In the days and years that these were made who would know that electric power and rotary cuts would very soon replace them? Two hundred years they lasted. No more, and progress took over on a global scale and woodworkers transferred their abilities with successive generations to stand by the conveyor belts and push buttons on and off as needed.

It's never been an obstacle or an intrusion to my work to sharpen the million and more edges throughout my sixty years of working wood. It's been as important to me as simply breathing––I take it for granted. Although the old men with whom I worked, those that trained me, never commented on the first strokes from their freshly sharpened planes, I could tell from the atmosphere surrounding them that they were simply and pleasantly pleased. You couldn't bottle it, that new car smell people speak of is only chemicals. With wood on wood, the soles' friction rose from many benches at different times on different days, and I remember the scents as though they were but an hour old. But then the sights replay in three-dimensional reality, perhaps even four and five dimensions. Who knows what passes between sight and sound and smell to please the mind of someone young enough to record these things for when he's seventy-five and still growing in his craft?
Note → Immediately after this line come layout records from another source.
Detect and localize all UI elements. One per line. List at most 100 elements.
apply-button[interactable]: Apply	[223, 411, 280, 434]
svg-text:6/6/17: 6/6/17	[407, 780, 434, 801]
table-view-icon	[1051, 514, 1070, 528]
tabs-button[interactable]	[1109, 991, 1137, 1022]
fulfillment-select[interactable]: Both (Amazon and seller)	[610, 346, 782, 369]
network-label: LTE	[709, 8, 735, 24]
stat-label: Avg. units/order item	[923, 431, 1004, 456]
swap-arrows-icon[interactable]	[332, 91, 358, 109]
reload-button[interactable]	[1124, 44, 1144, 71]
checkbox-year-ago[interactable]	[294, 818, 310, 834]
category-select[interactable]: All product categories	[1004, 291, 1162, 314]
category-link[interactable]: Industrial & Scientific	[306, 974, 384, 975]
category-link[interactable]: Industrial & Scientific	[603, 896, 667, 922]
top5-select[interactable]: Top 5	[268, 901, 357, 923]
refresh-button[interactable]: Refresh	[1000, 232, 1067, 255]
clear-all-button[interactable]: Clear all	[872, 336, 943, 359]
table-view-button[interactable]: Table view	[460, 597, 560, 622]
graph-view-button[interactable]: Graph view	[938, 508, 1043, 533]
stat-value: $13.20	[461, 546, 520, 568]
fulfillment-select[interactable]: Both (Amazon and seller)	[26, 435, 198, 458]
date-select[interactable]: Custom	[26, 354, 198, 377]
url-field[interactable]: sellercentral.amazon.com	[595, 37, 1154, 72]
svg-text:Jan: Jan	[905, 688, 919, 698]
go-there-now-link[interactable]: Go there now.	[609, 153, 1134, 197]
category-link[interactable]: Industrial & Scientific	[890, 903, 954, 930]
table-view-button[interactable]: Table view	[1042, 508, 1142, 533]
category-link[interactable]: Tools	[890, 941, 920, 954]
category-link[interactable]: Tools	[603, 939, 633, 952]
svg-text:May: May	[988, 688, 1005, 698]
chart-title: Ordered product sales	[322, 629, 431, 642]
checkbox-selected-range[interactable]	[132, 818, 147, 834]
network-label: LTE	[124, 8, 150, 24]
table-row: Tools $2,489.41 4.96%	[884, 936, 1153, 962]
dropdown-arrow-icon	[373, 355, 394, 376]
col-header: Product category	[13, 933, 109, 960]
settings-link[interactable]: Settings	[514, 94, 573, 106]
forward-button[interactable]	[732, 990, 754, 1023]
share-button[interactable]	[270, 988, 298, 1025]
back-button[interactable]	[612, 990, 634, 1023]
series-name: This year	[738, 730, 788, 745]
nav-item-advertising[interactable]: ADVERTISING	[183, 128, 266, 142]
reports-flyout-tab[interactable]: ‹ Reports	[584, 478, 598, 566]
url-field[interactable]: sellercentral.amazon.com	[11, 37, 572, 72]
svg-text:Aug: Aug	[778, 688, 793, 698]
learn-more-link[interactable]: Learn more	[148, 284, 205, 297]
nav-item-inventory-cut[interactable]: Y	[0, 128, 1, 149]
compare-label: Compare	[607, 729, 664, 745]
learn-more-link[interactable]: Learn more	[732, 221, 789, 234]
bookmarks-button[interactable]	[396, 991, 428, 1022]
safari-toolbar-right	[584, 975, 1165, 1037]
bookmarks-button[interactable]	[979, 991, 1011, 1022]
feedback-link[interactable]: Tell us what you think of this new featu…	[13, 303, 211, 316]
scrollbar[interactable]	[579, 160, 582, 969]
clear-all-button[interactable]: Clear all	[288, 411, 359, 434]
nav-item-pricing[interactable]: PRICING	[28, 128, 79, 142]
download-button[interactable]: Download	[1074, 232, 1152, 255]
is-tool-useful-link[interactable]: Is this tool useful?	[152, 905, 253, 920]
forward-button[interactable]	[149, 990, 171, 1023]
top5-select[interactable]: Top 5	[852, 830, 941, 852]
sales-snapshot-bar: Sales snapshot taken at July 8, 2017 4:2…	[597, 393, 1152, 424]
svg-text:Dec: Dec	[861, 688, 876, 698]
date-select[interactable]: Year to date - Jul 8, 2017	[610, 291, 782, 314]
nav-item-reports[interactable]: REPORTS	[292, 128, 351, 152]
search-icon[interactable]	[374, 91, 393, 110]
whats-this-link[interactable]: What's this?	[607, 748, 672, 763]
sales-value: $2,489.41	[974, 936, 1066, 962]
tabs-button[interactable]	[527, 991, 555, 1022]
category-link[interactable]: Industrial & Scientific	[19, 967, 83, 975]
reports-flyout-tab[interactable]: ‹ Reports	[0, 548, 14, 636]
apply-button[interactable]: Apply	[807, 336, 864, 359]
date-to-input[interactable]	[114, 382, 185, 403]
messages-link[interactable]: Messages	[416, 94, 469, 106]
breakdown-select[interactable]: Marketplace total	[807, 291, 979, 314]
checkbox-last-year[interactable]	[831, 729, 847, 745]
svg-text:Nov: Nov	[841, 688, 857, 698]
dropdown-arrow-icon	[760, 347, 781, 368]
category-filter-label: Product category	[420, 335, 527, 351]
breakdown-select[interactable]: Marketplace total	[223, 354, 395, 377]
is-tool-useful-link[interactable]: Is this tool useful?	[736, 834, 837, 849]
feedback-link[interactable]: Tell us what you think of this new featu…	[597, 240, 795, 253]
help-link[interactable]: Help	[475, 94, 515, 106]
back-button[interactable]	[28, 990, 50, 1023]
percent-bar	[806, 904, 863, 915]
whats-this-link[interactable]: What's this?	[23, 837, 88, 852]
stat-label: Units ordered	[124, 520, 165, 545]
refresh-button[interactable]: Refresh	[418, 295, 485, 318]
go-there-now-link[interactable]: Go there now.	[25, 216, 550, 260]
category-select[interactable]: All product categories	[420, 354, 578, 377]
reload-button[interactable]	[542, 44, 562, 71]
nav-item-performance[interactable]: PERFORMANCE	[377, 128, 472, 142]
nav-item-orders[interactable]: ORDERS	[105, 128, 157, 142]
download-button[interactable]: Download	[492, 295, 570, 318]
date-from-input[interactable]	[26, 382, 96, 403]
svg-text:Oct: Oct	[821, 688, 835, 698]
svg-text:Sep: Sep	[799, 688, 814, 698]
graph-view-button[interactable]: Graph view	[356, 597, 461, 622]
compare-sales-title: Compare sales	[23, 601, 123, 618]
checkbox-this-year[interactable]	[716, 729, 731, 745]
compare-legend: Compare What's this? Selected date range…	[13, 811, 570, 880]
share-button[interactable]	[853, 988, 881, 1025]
It was a hand made plane in a cast iron sole, infilled with wood and bronze retainers that shone bright from a man's hand in the working of them. Shavings rose like plumes of smoke and cascaded like a river to the workshop floor.

It was the humility I saw in a then old man eighty plus years and still going strong way past his retirement day and still keeping himself from the grave retirement would have wrought in his life. I understand such things now, now that I am approaching those years myself. He left me the truth of working wood with two hands so that I too could own what he owned and passed on. I enjoyed watching him place his chisels and planes with such great care amidst the others on his bench. The glinting steel, tarnish free from use and 70 years in the working of them, had a patina you can get no other way. Those boxwood handles polished now to brown and smoothed by the well-worn hands and the sweat of his brow still speak to me of the care he took with the tools that served him for 21,000 days of ten-hours working there within a few inches and feet of his bench. The glint from the chisel's edges were as the glint in his eye when he spoke of the work he did on this piece or that. But though his smiles were seldom now, they still came in the memories he had of his making. Treasures he held close and dear of the first imports of Brazilian mahoganies when he first made from this 'new wood' though it was new a hundred years before. When he spoke, everyone listened of an era in the late 1800s when he stood as I, a boy waiting for his master's voice and not daring to move until told. But his words were reverent, as they should be and should be still. He would earn respect the same way as his master did, by the work of his hands and the humility. There were no swaggering men back there and then, not amongst those who worked with one another, who knew and respected one another and cared. That came later.

Eighteen strokes of a man's hand took a square corner down to a moulded edge and within minutes a stick was ready in the making of a hand made windowe sash for a box window in the North West of England's Stockport town where I was born and raised.